Nous parcourûmes quelques verstes sans nous apercevoir de notre méprise, mais bientôt apparurent un grand nombre d’autres voies qui nous déroutèrent complètement et enfin nous aboutîmes à une route qui semblait assez fréquentée 1. Prendre cette route était hasardeux : nous ne savions où elle menait ; revenir à l’ancien carrefour était aussi chanceux : nous l’avions laissé déjà loin derrière nous ; d’ailleurs nous ignorions si l’autre sentier était le bon chemin. Nous résolûmes donc de garder la même direction avec l’espoir que nous finirions par apercevoir un petit groupe de collines au pied desquelles devait se trouver le puits de Ganghin-Dalaï.

Midi survint, la chaleur était torride et nous fîmes halte pendant deux ou trois heures. Nous reprîmes notre route en marchant droit d’après la direction de la boussole et nous aperçûmes enfin sur notre droite un groupe de collines que nous supposâmes être celui de Changhin-Dalaï. Comme un vent violent soulevait depuis le matin des nuages de poussière, nous ne pûmes distinguer nettement, même avec le secours de la jumelle, le contour de ces collines. La nuit tomba ; nous fîmes halte pour camper, espérant que c’étaient bien les collines désirées que nous avions en vue et nous traçâmes sur notre carte la route parcourue. Je remarquai pourtant que nous avions incliné fortement à l’est et qu’il était possible que nous fussions hors de la bonne voie. Cependant notre provision d’eau contenait à peine deux vedros 2 et encore p.309 nous n’avions pas donné à boire aux chevaux qui mouraient de soif ; à peine pouvaient-ils se traîner. Trouverions-nous le lendemain un puits, oui ou non ? C’était pour nous une question de vie ou de mort, et l’on comprend sous quelle pénible impression nous passâmes la soirée. Dès l’aube, j’examinai soigneusement les environs avec ma longue vue ; les collines de la veille apparaissaient distinctement, mais, en même temps, au nord de notre bivouac, on apercevait le sommet d’une petite arête qui pouvait être aussi bien Changhin-Dalaï. Laquelle des deux directions devions-nous choisir ? Je marquai sur ma carte la position de ces dernières collines et, comparant leur situation avec les notes que j’avais pu prendre l’année précédente, je résolus de faire route sur la chaîne du nord.

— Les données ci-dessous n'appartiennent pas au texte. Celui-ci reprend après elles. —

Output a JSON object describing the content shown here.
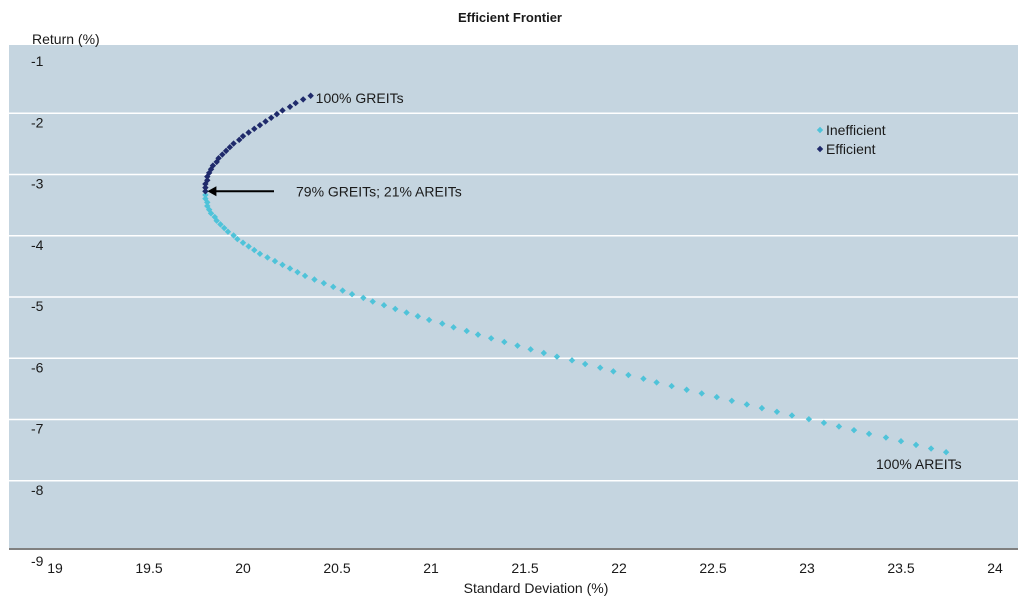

En proie à une poignante inquiétude, nous levâmes le camp et nous mîmes en route. Le sommet qui attirait nos regards tantôt se dérobait derrière les élévations de la plaine, tantôt les surmontait. En vain, l’œil fixé à la longue vue, nous cherchions le point de repère inscrit sur mon carnet : un obo 3, ou amoncellement de pierres, sur le faîte de la chaîne. On ne l’apercevait pas ; nous étions encore trop éloignés. Enfin, à dix verstes du point où nous avions campé la nuit, nous finissons par voir l’obo tant désiré ; l’espoir se ranime, nous accélérons notre marche et, quelques heures après, nous arrivons au puits vers lequel se précipitent nos pauvres bêtes haletantes et joyeuses.

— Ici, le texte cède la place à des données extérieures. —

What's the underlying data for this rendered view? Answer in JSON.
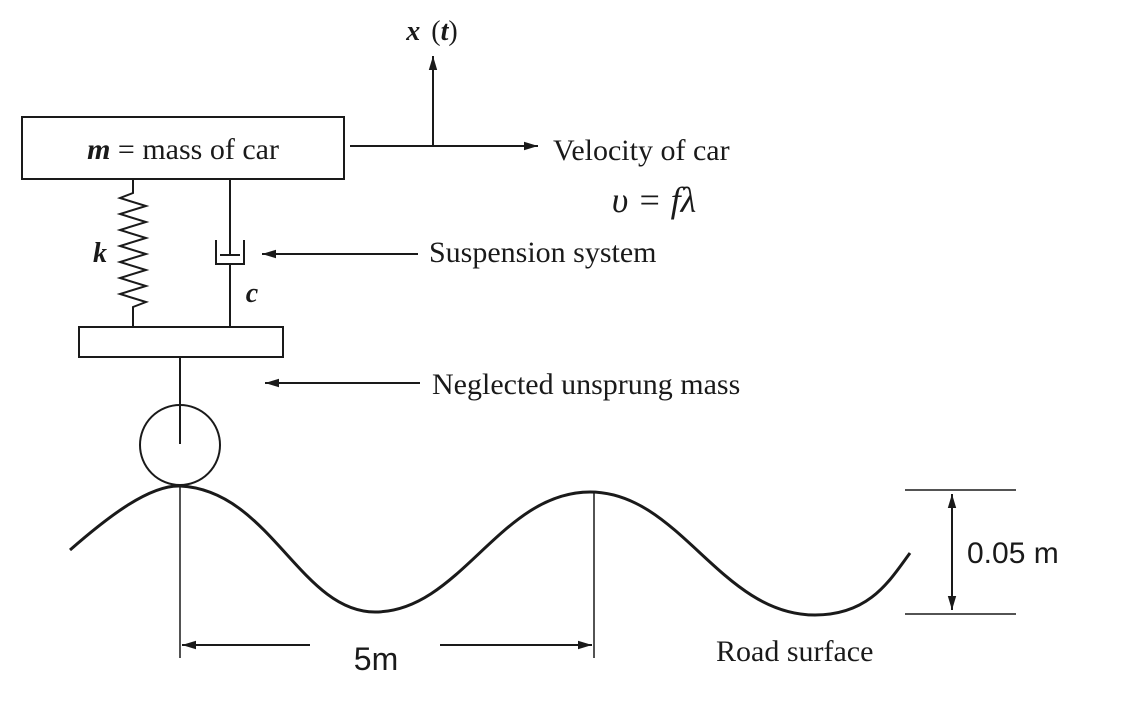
{
  "labels": {
    "axis_var": "x",
    "axis_arg": "t",
    "mass_symbol": "m",
    "mass_text": " = mass of car",
    "velocity_text": "Velocity of car",
    "velocity_formula": "υ = fλ",
    "suspension_text": "Suspension system",
    "unsprung_text": "Neglected unsprung mass",
    "spring_symbol": "k",
    "damper_symbol": "c",
    "amplitude_text": "0.05 m",
    "wavelength_text": "5m",
    "road_text": "Road surface"
  },
  "colors": {
    "ink": "#1a1a1a",
    "background": "#ffffff"
  }
}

Pendant une de nos étapes dans l’Ala-Chan méridional, nous rencontrâmes une caravane de pèlerins mongols venant d’Ourga et se rendant à Lhassa. Depuis le commencement de l’insurrection, c’est-à-dire depuis onze ans, aucun convoi de pèlerins n’avait osé se rendre dans la capitale du dalaï-lama ; mais, après l’occupation de la partie centrale du Han-Sou par les forces chinoises, une grande caravane 1 s’était formée à Ourga pour ramener dans sa ville pontificale le nouveau p.310 koutoukta. Les pieux voyageurs avaient cheminé par détachements séparés, qui tous s’étaient ralliés au Koukou-Nor. A notre aspect, ils poussèrent de grandes exclamations :

— Voyez donc jusqu’où sont parvenus ces braves !

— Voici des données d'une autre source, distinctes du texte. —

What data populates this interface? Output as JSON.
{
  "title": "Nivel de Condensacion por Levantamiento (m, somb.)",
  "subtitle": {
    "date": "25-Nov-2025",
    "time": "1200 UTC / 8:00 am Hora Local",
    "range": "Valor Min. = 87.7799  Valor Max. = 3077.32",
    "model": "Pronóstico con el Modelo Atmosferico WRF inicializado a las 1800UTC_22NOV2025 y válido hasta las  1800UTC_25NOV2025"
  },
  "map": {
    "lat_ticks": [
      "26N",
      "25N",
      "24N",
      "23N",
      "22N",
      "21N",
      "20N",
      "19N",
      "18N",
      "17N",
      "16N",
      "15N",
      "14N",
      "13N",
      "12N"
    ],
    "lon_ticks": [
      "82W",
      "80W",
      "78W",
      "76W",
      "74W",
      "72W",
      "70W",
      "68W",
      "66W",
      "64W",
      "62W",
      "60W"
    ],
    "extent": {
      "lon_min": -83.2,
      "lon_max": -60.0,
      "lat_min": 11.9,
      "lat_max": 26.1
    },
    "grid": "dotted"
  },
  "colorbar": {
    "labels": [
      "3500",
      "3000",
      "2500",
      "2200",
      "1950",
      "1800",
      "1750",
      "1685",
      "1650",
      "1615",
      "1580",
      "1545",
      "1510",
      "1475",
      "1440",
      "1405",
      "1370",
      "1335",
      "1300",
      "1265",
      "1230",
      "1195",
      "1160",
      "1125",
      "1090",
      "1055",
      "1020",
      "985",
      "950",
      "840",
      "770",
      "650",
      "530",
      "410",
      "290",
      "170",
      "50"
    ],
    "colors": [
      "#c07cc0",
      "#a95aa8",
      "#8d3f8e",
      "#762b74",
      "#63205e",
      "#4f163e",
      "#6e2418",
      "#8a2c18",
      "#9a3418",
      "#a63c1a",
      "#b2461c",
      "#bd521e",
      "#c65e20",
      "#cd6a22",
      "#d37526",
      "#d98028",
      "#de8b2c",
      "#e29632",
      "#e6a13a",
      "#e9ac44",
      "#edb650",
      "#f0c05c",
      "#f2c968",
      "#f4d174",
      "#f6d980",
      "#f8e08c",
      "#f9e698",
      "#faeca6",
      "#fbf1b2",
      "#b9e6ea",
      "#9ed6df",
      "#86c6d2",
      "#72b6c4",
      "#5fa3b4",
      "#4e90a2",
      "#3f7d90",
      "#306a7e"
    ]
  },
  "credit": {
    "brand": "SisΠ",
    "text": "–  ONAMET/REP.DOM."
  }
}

s’écriaient-ils et sans que d’abord ils voulussent croire que quatre hommes seuls avaient osé s’enfoncer si loin dans le Thibet.

Mais il est difficile de représenter à quoi « les quatre braves » ressemblaient lorsqu’ils rencontrèrent ces pèlerins mongols. A moitié morts de faim, sales, les vêtements en lambeaux, les chaussures déchirées, nous avions l’air de véritables mendiants. Nous ressemblions si peu à des Européens qu’en arrivant à Din-Iouan-In, les habitants disaient en nous voyant :

— Comme ils ressemblent maintenant à nos gens : ils sont devenus de véritables Mongols.

C’est dans cette ville que nous reçûmes une somme de mille lans que nous envoyait le général Vlangali. A cet argent, étaient joints des lettres de Russie et les trois derniers numéros du Golos de 1872. Avec quelle joie fiévreuse nous nous jetâmes sur notre courrier et dévorâmes lettres et journaux ! Tout était nouveau pour nous, quoiqu’il n’y eût qu’une année que nous fussions sans nouvelles. L’Europe, la patrie et notre vie passée reparaissaient devant nous. Nous nous sentions revivre et devenir plus forts au milieu de ces populations si étrangères à nous, depuis leur visage jusqu’à la plus légère nuance de leur caractère, et parmi lesquelles nous étions si isolés !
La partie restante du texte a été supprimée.